Nueve personas fueron acusadas de conspiración para para comprar armas fraudulentas para luego traficarlas a México, mediante una denuncia penal federal el pasado 27 de enero, según informó el Departamento de Justicia de EEUU.
Los acusados son:
- Jorge Alain Corona, de 28 años, de Gilroy, California
- Alejandro Corona, de 32 años, de Yuma, Arizona
- Jonathan Ventura Bravo, de 32 años, de Phoenix, Arizona
- Marvin Agustin Teutle, de 29 años, de Laveen, Arizona
- Jesus Roberto Corella Mares, de 33 años, de Mesa, Arizona
- Rosario Agustin Teutle, de 27 años, de Buckeye, Arizona
- April Denise Corral Aldecoa, de 24 años, de Yuma, Arizona
- Linda-Ana Grace Camarillo, de 22 años, de Kalispell, Montana
- Jose Ruben Quiroz, de 26 años, de Yuma, Arizona.
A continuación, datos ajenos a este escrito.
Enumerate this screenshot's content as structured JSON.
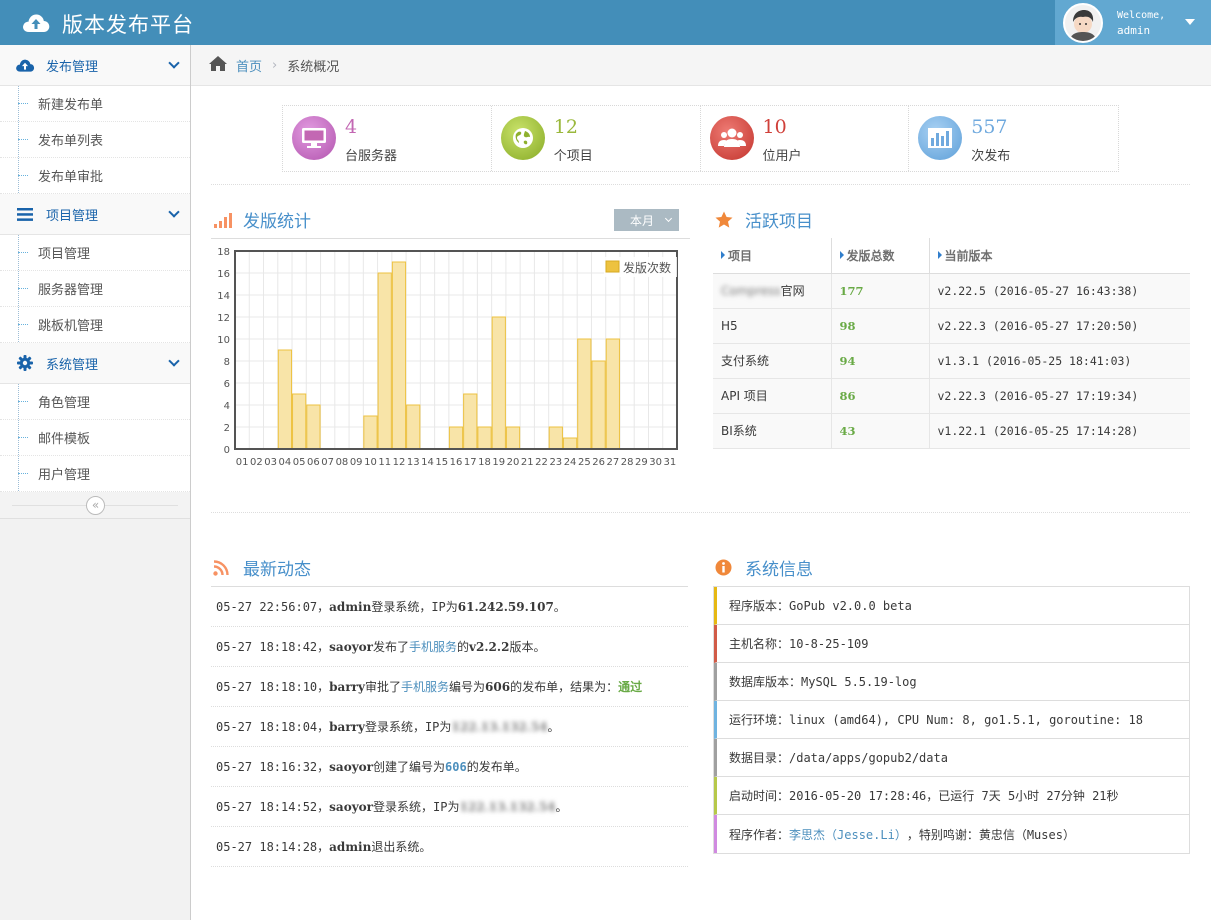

De acuerdo a la denuncia, entre marzo de 2020 y enero de 2024, los acusados actuaron para adquirir armas de fuego de forma ilegal mediante declaraciones falsas al vendedor.
Específicamente, al momento de la compra, el comprador testaferro firmaba formularios afirmando ser el comprador real del arma, cuando en realidad la adquiría en nombre de otra persona, según el comunicado del Departamento de Justicia.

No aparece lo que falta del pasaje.